Deriding “Cold Warriors suffering frostbite of the brain” who take issue with Putin’s background, Feder insists that the career KGB officer and product of the Komsomol (Communist Youth League) is actually a Christian patriot “who wears a cross and has an icon corner in his home [and] understands that the fate of Orthodox Russia is entwined with the Judeo-Christian West.”
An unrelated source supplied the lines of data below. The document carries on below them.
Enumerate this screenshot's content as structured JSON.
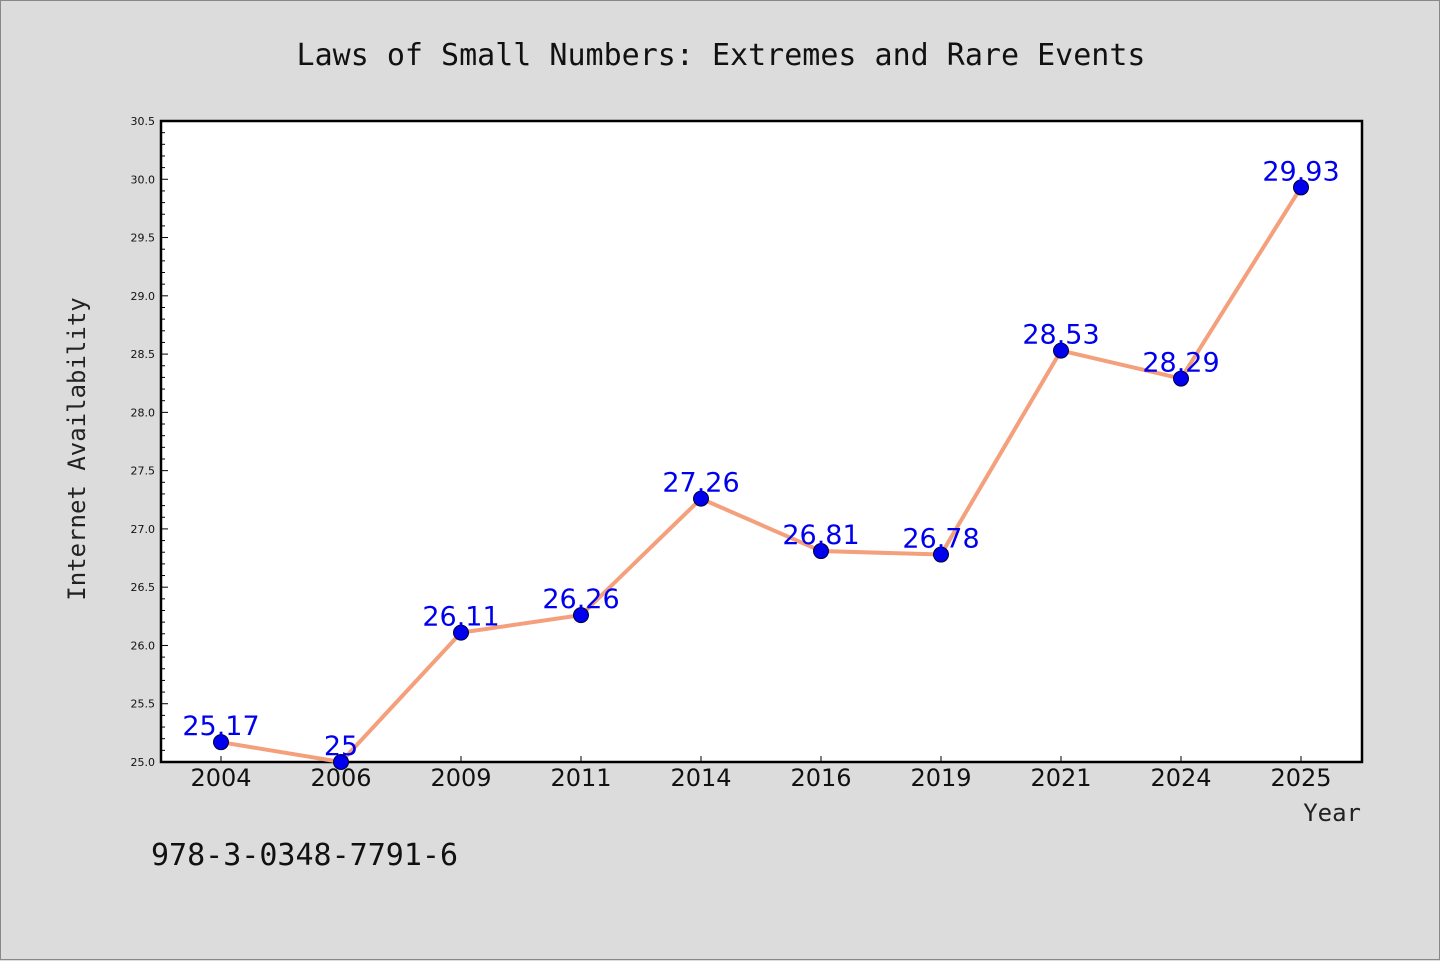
{
  "chart_data": {
    "type": "line",
    "title": "Laws of Small Numbers: Extremes and Rare Events",
    "xlabel": "Year",
    "ylabel": "Internet Availability",
    "categories": [
      "2004",
      "2006",
      "2009",
      "2011",
      "2014",
      "2016",
      "2019",
      "2021",
      "2024",
      "2025"
    ],
    "series": [
      {
        "values": [
          25.17,
          25,
          26.11,
          26.26,
          27.26,
          26.81,
          26.78,
          28.53,
          28.29,
          29.93
        ],
        "labels": [
          "25.17",
          "25",
          "26.11",
          "26.26",
          "27.26",
          "26.81",
          "26.78",
          "28.53",
          "28.29",
          "29.93"
        ],
        "line_color": "#f4a07c",
        "marker_color": "#0000ee"
      }
    ],
    "ylim": [
      25.0,
      30.5
    ],
    "yticks": [
      "25.0",
      "25.5",
      "26.0",
      "26.5",
      "27.0",
      "27.5",
      "28.0",
      "28.5",
      "29.0",
      "29.5",
      "30.0",
      "30.5"
    ],
    "grid": false,
    "legend": "none"
  },
  "footer": {
    "isbn": "978-3-0348-7791-6"
  }
}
“Russia has 300 million Moslems to its south and 20 million within the federation’s borders,” wrote Feder in a December 2001 column. “It’s fought two wars with Islamic insurgents in Chechnya. A year before bin Laden’s boys flew two planes into the World Trade Center, bombs were exploding in Red Square, courtesy of the same Al-Qaeda network.” America and Russia, as victims of al-Qaeda terrorists, are now joined in “a marriage arranged by the forces of history,” concludes Feder.
But it was Putin and his KGB comrades, not some disembodied force of history, who arranged the al-Qaeda attacks in Russia. This suggests that when Putin warned in April 2000 of a coming “war with Islam” he spoke not as a prophet, but as a provocateur.
* A source connected to Stepashin told The New American that the former Russian prime minister — for what it’s worth — denies FSB involvement in the apartment bombings, insisting that they were carried out by Chechen terrorists connected to the Kosovo Liberation Army in Serbia.